盆踊り唄「きりん」(佐伯市西野) <77・77・75小唄、三下り>

☆清十郎二十一お夏が七つ(ヤレーソレーソレ)

 合わぬ毛抜きを合わしょとすれば(アーオイ)

 森の夜鴉鳴き明かす ヨイヤサー(アーソーレー ソーレードッコイ ソーレーヤットヤー)

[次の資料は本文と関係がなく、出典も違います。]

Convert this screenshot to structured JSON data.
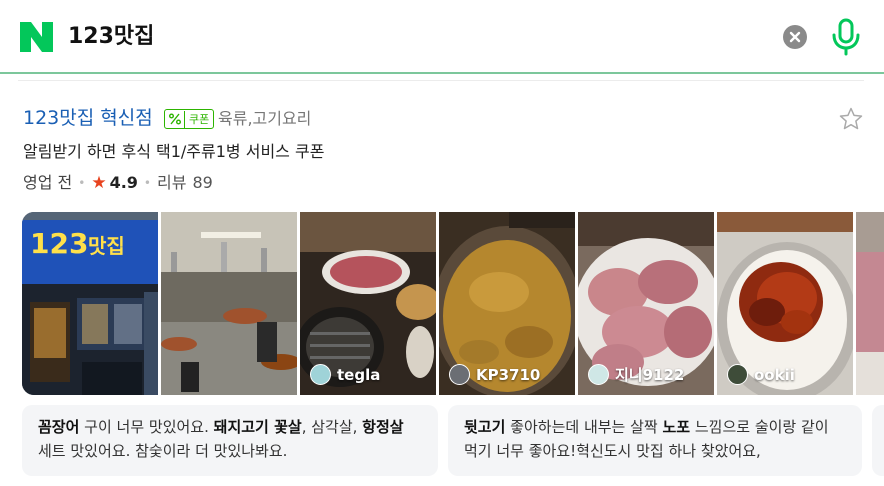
{
  "search": {
    "query": "123맛집"
  },
  "place": {
    "name": "123맛집 혁신점",
    "coupon_badge": "쿠폰",
    "category": "육류,고기요리",
    "promo": "알림받기 하면 후식 택1/주류1병 서비스 쿠폰",
    "status": "영업 전",
    "rating": "4.9",
    "review_label": "리뷰",
    "review_count": "89"
  },
  "sign": {
    "line1": "123",
    "line2": "맛집"
  },
  "photos": [
    {
      "credit": ""
    },
    {
      "credit": ""
    },
    {
      "credit": "tegla"
    },
    {
      "credit": "KP3710"
    },
    {
      "credit": "지니9122"
    },
    {
      "credit": "ookii"
    }
  ],
  "reviews": [
    {
      "s1": "꼼장어",
      "t1": " 구이 너무 맛있어요. ",
      "s2": "돼지고기 꽃살",
      "t2": ", 삼각살, ",
      "s3": "항정살",
      "t3": " 세트 맛있어요. 참숯이라 더 맛있나봐요."
    },
    {
      "s1": "뒷고기",
      "t1": " 좋아하는데 내부는 살짝 ",
      "s2": "노포",
      "t2": " 느낌으로 술이랑 같이 먹기 너무 좋아요!혁신도시 맛집 하나 찾았어요,"
    }
  ],
  "colors": {
    "naver_green": "#03c75a",
    "link_blue": "#1a5fb4",
    "star_red": "#e8431f"
  },
  "icons": [
    "naver-logo-icon",
    "clear-icon",
    "mic-icon",
    "coupon-icon",
    "bookmark-star-icon",
    "rating-star-icon"
  ]
}
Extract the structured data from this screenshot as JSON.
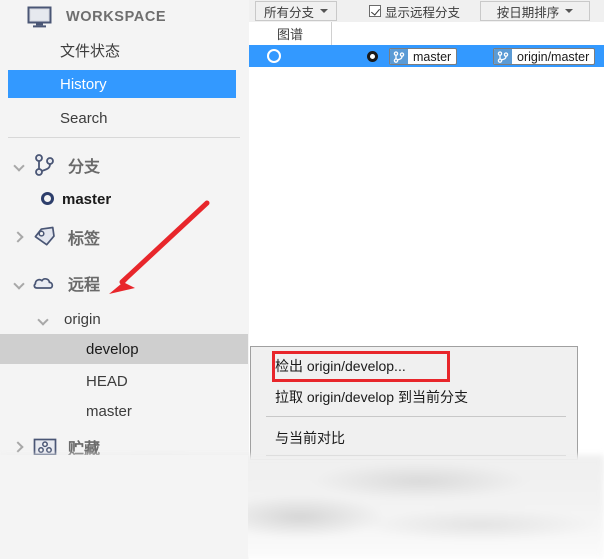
{
  "workspace": {
    "icon": "monitor-icon",
    "title": "WORKSPACE",
    "nav": [
      {
        "label": "文件状态",
        "selected": false
      },
      {
        "label": "History",
        "selected": true
      },
      {
        "label": "Search",
        "selected": false
      }
    ]
  },
  "sidebar": {
    "groups": [
      {
        "label": "分支",
        "icon": "branch-icon",
        "expanded": true,
        "children": [
          {
            "label": "master",
            "icon": "commit-dot-icon",
            "current": true
          }
        ]
      },
      {
        "label": "标签",
        "icon": "tag-icon",
        "expanded": false,
        "children": []
      },
      {
        "label": "远程",
        "icon": "cloud-icon",
        "expanded": true,
        "children": [
          {
            "label": "origin",
            "expanded": true
          },
          {
            "label": "develop",
            "highlighted": true
          },
          {
            "label": "HEAD",
            "highlighted": false
          },
          {
            "label": "master",
            "highlighted": false
          }
        ]
      },
      {
        "label": "贮藏",
        "icon": "stash-icon",
        "expanded": false,
        "children": []
      }
    ]
  },
  "toolbar": {
    "branch_filter": "所有分支",
    "show_remote_branches": "显示远程分支",
    "show_remote_checked": true,
    "sort_order": "按日期排序"
  },
  "history": {
    "columns": [
      "图谱"
    ],
    "rows": [
      {
        "selected": true,
        "refs": [
          {
            "name": "master",
            "icon": "branch-icon"
          },
          {
            "name": "origin/master",
            "icon": "branch-icon"
          }
        ]
      }
    ]
  },
  "context_menu": {
    "items": [
      {
        "label": "检出 origin/develop...",
        "highlighted": true
      },
      {
        "label": "拉取 origin/develop 到当前分支",
        "highlighted": false
      },
      {
        "separator_after": true
      },
      {
        "label": "与当前对比",
        "highlighted": false
      }
    ]
  },
  "annotations": {
    "arrow_color": "#e8262b",
    "highlight_box_color": "#e8262b",
    "arrow_points_to": "远程"
  },
  "colors": {
    "selection_blue": "#3399ff",
    "row_highlight_gray": "#cfcfcf",
    "sidebar_bg": "#f4f4f4",
    "panel_bg": "#ffffff",
    "annotation_red": "#e8262b"
  }
}
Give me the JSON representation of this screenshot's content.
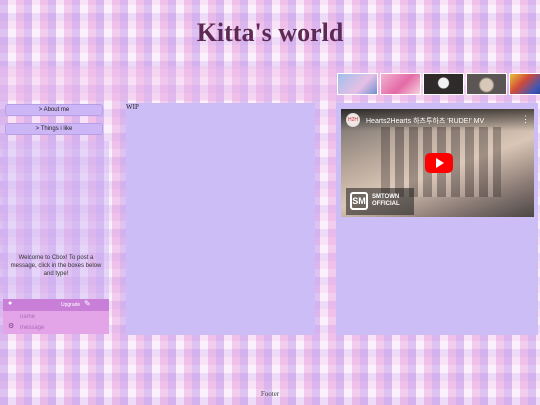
{
  "site": {
    "title": "Kitta's world"
  },
  "banner": {
    "thumbnails": [
      {
        "icon": "anime-thumb-icon",
        "color": "#7fa6d9"
      },
      {
        "icon": "pink-hair-thumb-icon",
        "color": "#e88fc0"
      },
      {
        "icon": "scream-mask-thumb-icon",
        "color": "#3d3838"
      },
      {
        "icon": "hamster-thumb-icon",
        "color": "#6e6966"
      },
      {
        "icon": "colorful-art-thumb-icon",
        "color": "#3b56b8"
      }
    ]
  },
  "sidebar": {
    "nav": [
      {
        "label": "> About me"
      },
      {
        "label": "> Things i like"
      }
    ]
  },
  "cbox": {
    "welcome": "Welcome to Cbox! To post a message, click in the boxes below and type!",
    "upgrade_label": "Upgrade",
    "user_icon": "user-icon",
    "edit_icon": "edit-icon",
    "settings_icon": "settings-icon",
    "name_placeholder": "name",
    "message_placeholder": "message"
  },
  "main": {
    "wip": "WIP"
  },
  "video": {
    "title": "Hearts2Hearts 하츠투하츠 'RUDE!' MV",
    "channel_logo": "SMTOWN OFFICIAL",
    "logo_mark": "SM",
    "avatar_text": "H2H"
  },
  "footer": {
    "text": "Footer"
  },
  "colors": {
    "accent": "#cdbdf7",
    "title": "#5e2a55",
    "cbox_bar": "#c97fd8",
    "cbox_form": "#e3a4e8",
    "play_button": "#ff0000"
  }
}
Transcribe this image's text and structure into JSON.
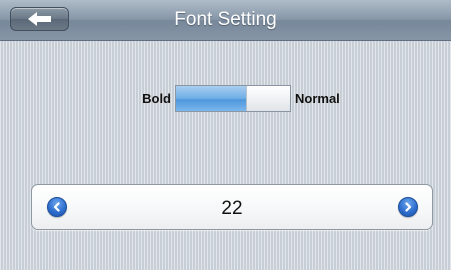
{
  "header": {
    "title": "Font Setting"
  },
  "font_style": {
    "bold_label": "Bold",
    "normal_label": "Normal",
    "selected": "Bold"
  },
  "font_size": {
    "value": "22"
  },
  "icons": {
    "back": "back-arrow-icon",
    "decrease": "chevron-left-icon",
    "increase": "chevron-right-icon"
  },
  "colors": {
    "titlebar": "#8797a8",
    "toggle_active": "#4d97dc",
    "round_button": "#2f6fcf"
  }
}
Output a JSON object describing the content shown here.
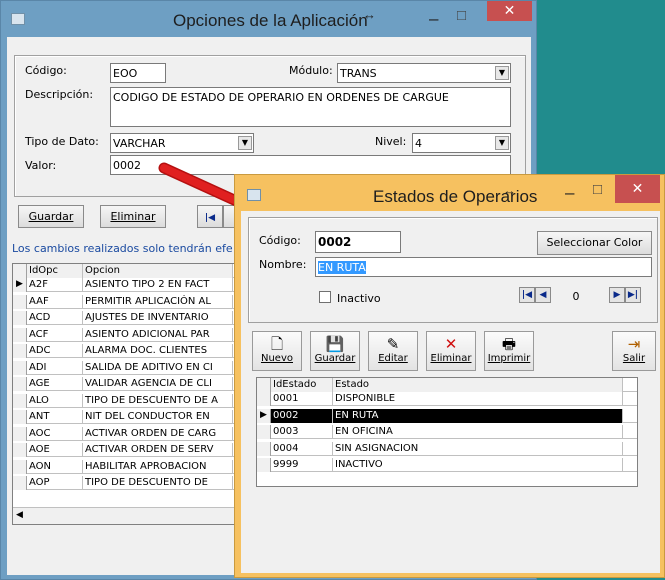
{
  "main_window": {
    "title": "Opciones de la Aplicación",
    "resize_glyph": "↔",
    "minimize_glyph": "–",
    "maximize_glyph": "□",
    "close_glyph": "✕",
    "codigo_label": "Código:",
    "codigo_value": "EOO",
    "modulo_label": "Módulo:",
    "modulo_value": "TRANS",
    "descripcion_label": "Descripción:",
    "descripcion_value": "CODIGO DE ESTADO DE OPERARIO EN ORDENES DE CARGUE",
    "tipo_label": "Tipo de Dato:",
    "tipo_value": "VARCHAR",
    "nivel_label": "Nivel:",
    "nivel_value": "4",
    "valor_label": "Valor:",
    "valor_value": "0002",
    "guardar_label": "Guardar",
    "eliminar_label": "Eliminar",
    "first_glyph": "|◀",
    "notice": "Los cambios realizados solo tendrán efe",
    "grid": {
      "columns": [
        "IdOpc",
        "Opcion"
      ],
      "rows": [
        [
          "A2F",
          "ASIENTO TIPO 2 EN FACT"
        ],
        [
          "AAF",
          "PERMITIR APLICACIÓN AL"
        ],
        [
          "ACD",
          "AJUSTES DE INVENTARIO"
        ],
        [
          "ACF",
          "ASIENTO ADICIONAL PAR"
        ],
        [
          "ADC",
          "ALARMA DOC. CLIENTES"
        ],
        [
          "ADI",
          "SALIDA DE ADITIVO EN CI"
        ],
        [
          "AGE",
          "VALIDAR AGENCIA DE CLI"
        ],
        [
          "ALO",
          "TIPO DE DESCUENTO DE A"
        ],
        [
          "ANT",
          "NIT DEL CONDUCTOR EN"
        ],
        [
          "AOC",
          "ACTIVAR ORDEN DE CARG"
        ],
        [
          "AOE",
          "ACTIVAR ORDEN DE SERV"
        ],
        [
          "AON",
          "HABILITAR APROBACION"
        ],
        [
          "AOP",
          "TIPO DE DESCUENTO DE"
        ]
      ],
      "current_marker": "▶",
      "scroll_left_glyph": "◀"
    }
  },
  "dialog": {
    "title": "Estados de Operarios",
    "resize_glyph": "↔",
    "minimize_glyph": "–",
    "maximize_glyph": "□",
    "close_glyph": "✕",
    "codigo_label": "Código:",
    "codigo_value": "0002",
    "nombre_label": "Nombre:",
    "nombre_value": "EN RUTA",
    "color_button": "Seleccionar Color",
    "inactivo_label": "Inactivo",
    "nav_first": "|◀",
    "nav_prev": "◀",
    "nav_counter": "0",
    "nav_next": "▶",
    "nav_last": "▶|",
    "toolbar": {
      "nuevo": "Nuevo",
      "guardar": "Guardar",
      "editar": "Editar",
      "eliminar": "Eliminar",
      "imprimir": "Imprimir",
      "salir": "Salir"
    },
    "grid": {
      "columns": [
        "IdEstado",
        "Estado"
      ],
      "rows": [
        [
          "0001",
          "DISPONIBLE"
        ],
        [
          "0002",
          "EN RUTA"
        ],
        [
          "0003",
          "EN OFICINA"
        ],
        [
          "0004",
          "SIN ASIGNACION"
        ],
        [
          "9999",
          "INACTIVO"
        ]
      ],
      "selected_index": 1,
      "current_marker": "▶"
    }
  },
  "colors": {
    "desktop": "#218c8d",
    "main_frame": "#6e9fc3",
    "dialog_frame": "#f6c160",
    "arrow": "#e02020",
    "close_button": "#c75050"
  }
}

☆天下太平治まる御代に 弓は袋にその矢は壺に 槍は館のお広間に

☆関の女郎衆と将棋の駒は 差しつ差されつ差し戻されつ 金銀なければ不挨拶

☆関の女郎衆と御手洗つつじ 宵につぼみて夜中に開く 朝の嵐に散り散りと

メモ:佐伯市西野のみに伝承されている。扇子踊りで、途中、扇子を持たない左手でくるりと円を描く所作が独特。全く間奏が入らないが、各節の唄い出しの部分が無拍子になっており、節をためて唄う。また、ヤレーソレーソレのお囃子の終わらないうちに「合わぬ毛抜きを」を唄い始めるので、両者の声が少し重なっている。紹介した4つの文句のほかにも「お夏々々夏かたびらよ…」とか「お夏どこゆく…」の文句も唄っている。

 

盆踊り唄「チョイトナ」(佐伯市西野) <75・75・75小唄、二上り>

☆天地天野の秋の日の(アレチョイトナー) 刈穂の上の(オイオイ) 群雀

 引くに(オイオイ) 触らぬ鳴子縄 アチョイトナー(ソレーソレーソレ)

☆酒はよいもの色に出て 飲みたや加賀の菊酒を 飲めば心はうきの島

☆父は長良の人柱 鳴かずば雉も撃たれまい 助け給えやほけきょ鳥

メモ:佐伯市西野のみに伝承されていたが、今は踊っていない。「しんじゅ」と同じテンポで、こちらは陰旋法。これをはずんだリズムにすれば、いかにも「騒ぎ唄」のような雰囲気になる。元々は遊郭で唄われた流行小唄なのだろう。

 

盆踊り唄「数え唄」(佐伯市府坂・竹角・黒沢) <775・75・7>

☆一つとのよのえ 柄杓に杖笠おいづるを 巡礼姿で父母を 訪にょうかいな

☆二つとのよのえ ふだらく岸うつみ熊野の 那智の小山に音高く 響こうかいな

☆三つとのよのえ 見るよりお弓は立ち上がり 盆にしろげの志 進上かいな

☆四つとのよのえ ようまあ旅に出しゃんした さだめし親子と二人連れ 同行かいな

☆五つとのよのえ いえいえ私二人旅 父さん母さん顔知らず 恋しいわいな

☆六つとのよのえ 無理に押し遣る餞を 僅かの金じゃと志 進上かいな

☆七つとのよのえ 泣く泣く別れて行く後を 見送り見送り伸上がり 恋しいわいな

☆八つとのよのえ 山川海里遥々と 憧れ訪ねる愛し子を 返そうかいな

☆九つとのよのえ 九つなる子の手を引いて 我が家に帰りて玄関口 入ろうかいな

☆十とのよのえ 徳島城下の十郎兵衛 我が子と知らず巡礼を 殺そうかいな

メモ:同種の数え唄は童唄や座興唄として全国的に伝承されている。しかし、堅田踊りの数え唄はテンポがゆっくりで、三味線伴奏も唄の節をなぞるだけでなくきちんとした手がついているし、節回しがやや端唄風に変化していてより洗練されている。